Her current research interests include SNN neuromorphic chip and compute-in-memory.



**SEONG-OOK JUNG** (Senior Member, IEEE) received the B.S. and M.S. degrees in electrical and electronic engineering from Yonsei University, Seoul, South Korea, in 1987 and 1989, respectively, and the Ph.D. degree in electrical engineering from the University of Illinois at Urbana-Champaign, Urbana, IL, USA, in 2002.

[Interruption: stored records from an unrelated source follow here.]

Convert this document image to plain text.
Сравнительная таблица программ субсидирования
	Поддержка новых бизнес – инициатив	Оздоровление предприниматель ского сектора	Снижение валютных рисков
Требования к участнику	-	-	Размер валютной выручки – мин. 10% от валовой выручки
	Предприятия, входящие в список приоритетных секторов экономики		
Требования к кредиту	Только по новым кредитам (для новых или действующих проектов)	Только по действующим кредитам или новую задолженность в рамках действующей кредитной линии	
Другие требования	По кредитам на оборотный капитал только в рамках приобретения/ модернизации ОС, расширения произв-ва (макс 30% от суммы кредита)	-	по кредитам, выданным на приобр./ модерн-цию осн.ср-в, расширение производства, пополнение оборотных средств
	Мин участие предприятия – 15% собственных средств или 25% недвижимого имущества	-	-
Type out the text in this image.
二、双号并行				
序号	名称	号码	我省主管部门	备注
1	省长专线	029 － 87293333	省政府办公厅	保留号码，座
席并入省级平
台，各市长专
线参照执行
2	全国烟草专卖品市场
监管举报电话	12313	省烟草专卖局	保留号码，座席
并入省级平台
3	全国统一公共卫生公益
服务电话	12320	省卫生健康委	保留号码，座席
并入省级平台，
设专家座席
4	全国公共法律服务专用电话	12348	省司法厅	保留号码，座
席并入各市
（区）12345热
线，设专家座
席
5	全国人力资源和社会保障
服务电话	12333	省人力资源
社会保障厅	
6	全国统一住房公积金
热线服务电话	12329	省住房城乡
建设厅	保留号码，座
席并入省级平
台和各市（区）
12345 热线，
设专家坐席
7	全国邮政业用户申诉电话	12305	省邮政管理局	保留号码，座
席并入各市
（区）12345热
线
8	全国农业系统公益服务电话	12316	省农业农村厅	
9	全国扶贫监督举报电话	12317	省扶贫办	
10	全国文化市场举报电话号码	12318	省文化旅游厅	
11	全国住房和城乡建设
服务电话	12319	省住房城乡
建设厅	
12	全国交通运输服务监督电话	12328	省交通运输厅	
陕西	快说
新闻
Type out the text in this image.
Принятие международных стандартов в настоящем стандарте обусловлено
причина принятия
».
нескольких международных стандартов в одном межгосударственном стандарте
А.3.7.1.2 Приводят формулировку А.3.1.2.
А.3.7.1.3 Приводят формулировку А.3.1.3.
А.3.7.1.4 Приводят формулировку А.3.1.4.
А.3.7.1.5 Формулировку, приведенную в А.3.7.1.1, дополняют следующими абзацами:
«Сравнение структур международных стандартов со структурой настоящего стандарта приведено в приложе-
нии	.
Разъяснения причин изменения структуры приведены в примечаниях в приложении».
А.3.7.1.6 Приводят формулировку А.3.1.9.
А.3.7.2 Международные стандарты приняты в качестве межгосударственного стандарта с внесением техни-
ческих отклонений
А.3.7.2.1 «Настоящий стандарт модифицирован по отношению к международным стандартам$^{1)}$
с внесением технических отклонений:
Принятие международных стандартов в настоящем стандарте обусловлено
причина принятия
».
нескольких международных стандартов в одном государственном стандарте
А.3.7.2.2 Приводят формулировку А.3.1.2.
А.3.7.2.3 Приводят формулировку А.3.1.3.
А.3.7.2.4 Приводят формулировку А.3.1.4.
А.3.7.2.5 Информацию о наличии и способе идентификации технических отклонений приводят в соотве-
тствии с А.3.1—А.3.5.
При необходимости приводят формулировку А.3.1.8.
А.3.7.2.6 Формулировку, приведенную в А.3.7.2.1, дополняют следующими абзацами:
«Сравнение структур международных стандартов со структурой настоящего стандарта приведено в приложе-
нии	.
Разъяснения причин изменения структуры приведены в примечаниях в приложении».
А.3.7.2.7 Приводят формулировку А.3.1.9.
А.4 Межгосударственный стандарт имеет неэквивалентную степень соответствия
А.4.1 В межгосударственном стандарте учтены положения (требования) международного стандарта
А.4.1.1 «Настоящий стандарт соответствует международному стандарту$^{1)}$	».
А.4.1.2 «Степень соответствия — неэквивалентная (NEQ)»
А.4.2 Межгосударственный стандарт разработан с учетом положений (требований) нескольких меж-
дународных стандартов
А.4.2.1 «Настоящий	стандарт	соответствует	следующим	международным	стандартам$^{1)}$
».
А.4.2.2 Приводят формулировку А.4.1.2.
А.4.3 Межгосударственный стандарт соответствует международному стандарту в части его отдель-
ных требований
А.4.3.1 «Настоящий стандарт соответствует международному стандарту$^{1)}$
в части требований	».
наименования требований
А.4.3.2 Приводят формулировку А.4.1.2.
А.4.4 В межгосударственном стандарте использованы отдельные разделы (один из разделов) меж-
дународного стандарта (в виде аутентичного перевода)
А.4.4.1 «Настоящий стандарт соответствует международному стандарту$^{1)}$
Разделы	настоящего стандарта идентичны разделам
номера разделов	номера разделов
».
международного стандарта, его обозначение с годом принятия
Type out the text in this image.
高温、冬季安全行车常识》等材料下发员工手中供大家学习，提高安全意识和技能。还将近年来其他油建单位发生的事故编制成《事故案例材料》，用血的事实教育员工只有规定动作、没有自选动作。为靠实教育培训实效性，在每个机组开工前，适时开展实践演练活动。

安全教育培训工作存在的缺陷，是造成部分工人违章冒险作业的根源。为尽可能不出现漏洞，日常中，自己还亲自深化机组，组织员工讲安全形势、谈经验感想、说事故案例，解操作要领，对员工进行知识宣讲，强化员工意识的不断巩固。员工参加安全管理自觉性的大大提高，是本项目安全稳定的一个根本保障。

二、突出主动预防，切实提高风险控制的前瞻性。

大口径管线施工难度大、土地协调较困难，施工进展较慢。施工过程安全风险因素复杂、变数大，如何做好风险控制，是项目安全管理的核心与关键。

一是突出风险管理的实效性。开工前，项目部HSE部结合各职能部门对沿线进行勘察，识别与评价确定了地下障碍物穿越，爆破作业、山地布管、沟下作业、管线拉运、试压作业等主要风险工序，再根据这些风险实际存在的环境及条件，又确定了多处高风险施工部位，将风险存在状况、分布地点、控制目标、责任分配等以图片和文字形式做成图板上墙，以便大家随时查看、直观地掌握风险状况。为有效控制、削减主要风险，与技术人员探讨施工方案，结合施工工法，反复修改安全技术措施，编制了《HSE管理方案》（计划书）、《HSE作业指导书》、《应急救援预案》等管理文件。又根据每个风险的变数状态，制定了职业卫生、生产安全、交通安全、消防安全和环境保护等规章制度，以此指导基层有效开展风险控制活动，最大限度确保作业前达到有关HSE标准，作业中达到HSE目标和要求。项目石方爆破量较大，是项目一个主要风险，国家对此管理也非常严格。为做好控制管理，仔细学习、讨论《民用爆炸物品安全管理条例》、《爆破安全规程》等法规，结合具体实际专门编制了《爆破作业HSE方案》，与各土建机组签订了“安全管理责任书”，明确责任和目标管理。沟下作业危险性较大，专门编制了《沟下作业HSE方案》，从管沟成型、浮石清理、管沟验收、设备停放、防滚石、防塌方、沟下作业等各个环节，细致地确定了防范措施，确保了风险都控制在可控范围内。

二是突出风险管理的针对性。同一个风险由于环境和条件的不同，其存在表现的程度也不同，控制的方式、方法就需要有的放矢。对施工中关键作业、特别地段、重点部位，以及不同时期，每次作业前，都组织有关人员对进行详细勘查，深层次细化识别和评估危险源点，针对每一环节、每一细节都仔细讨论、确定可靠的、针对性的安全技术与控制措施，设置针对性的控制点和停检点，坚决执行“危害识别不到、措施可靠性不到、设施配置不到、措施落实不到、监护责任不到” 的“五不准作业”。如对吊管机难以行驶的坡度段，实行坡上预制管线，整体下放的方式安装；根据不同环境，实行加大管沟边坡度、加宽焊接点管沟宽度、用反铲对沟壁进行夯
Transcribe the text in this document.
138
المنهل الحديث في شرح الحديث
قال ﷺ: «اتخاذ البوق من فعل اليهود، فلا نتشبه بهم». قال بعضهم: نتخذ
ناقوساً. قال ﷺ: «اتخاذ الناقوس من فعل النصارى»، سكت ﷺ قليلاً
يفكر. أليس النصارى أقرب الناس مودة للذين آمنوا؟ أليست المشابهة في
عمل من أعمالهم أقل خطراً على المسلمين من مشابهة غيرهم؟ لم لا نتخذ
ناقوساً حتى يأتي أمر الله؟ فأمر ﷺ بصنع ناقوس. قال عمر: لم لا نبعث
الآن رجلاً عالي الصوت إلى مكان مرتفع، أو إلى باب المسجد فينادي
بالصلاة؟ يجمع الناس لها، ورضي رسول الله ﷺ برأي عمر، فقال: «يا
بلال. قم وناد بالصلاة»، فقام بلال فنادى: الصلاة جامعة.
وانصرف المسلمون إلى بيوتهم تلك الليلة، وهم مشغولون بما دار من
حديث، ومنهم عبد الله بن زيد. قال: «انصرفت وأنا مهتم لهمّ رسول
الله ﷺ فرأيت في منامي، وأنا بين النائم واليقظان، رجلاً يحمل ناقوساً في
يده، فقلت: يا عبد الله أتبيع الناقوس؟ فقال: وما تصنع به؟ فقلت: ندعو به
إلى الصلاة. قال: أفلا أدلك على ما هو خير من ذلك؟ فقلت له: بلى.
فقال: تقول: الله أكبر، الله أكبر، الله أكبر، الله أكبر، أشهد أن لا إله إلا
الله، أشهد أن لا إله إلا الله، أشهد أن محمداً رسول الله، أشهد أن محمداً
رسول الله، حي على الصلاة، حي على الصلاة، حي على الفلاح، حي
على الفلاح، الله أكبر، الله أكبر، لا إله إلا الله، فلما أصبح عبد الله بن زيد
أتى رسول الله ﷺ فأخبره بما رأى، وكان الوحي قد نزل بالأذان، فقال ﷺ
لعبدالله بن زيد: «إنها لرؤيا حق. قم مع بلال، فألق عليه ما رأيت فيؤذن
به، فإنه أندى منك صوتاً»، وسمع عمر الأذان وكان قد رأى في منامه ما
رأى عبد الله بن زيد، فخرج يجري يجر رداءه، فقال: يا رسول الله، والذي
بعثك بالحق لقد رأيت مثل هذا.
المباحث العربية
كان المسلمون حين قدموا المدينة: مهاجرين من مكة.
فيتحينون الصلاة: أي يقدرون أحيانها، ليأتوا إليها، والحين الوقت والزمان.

He was with Samsung Electronics Company, Ltd., Hwaseong, South Korea, from 1989 to 1998, where he was involved in specialty memories, such

as video RAM, graphic RAM, window RAM, and merged memory logic. From 2001 to 2003, he was with T-RAM Inc., Mountain View, CA, USA, where he was the Leader of the Thyristor-Based Memory Circuit Design Team. From 2003 to 2006, he was with Qualcomm Inc., San Diego, CA, USA, where he was involved in high-performance low-power embedded memories, process variation tolerant circuit design, and low-power circuit techniques. Since 2006, he has been a Professor at Yonsei University. His current research interests include process variation tolerant circuit design, low-power circuit design, mixed-mode circuit design, and future generation memory and technology.

Dr. Jung is a Board Member of the IEEE SSCS Seoul Chapter.



**KIRYONG KIM** was born in Yeongdong, South Korea, in 1989. He received the B.S. degree in electrical and electronic engineering from Yonsei University, Seoul, South Korea, in 2014, where he is currently pursuing a Ph.D. degree in electrical and electronic engineering.

His current research interests include phaselocked loops, delay-locked loop designs, and energy harvesting interface designs.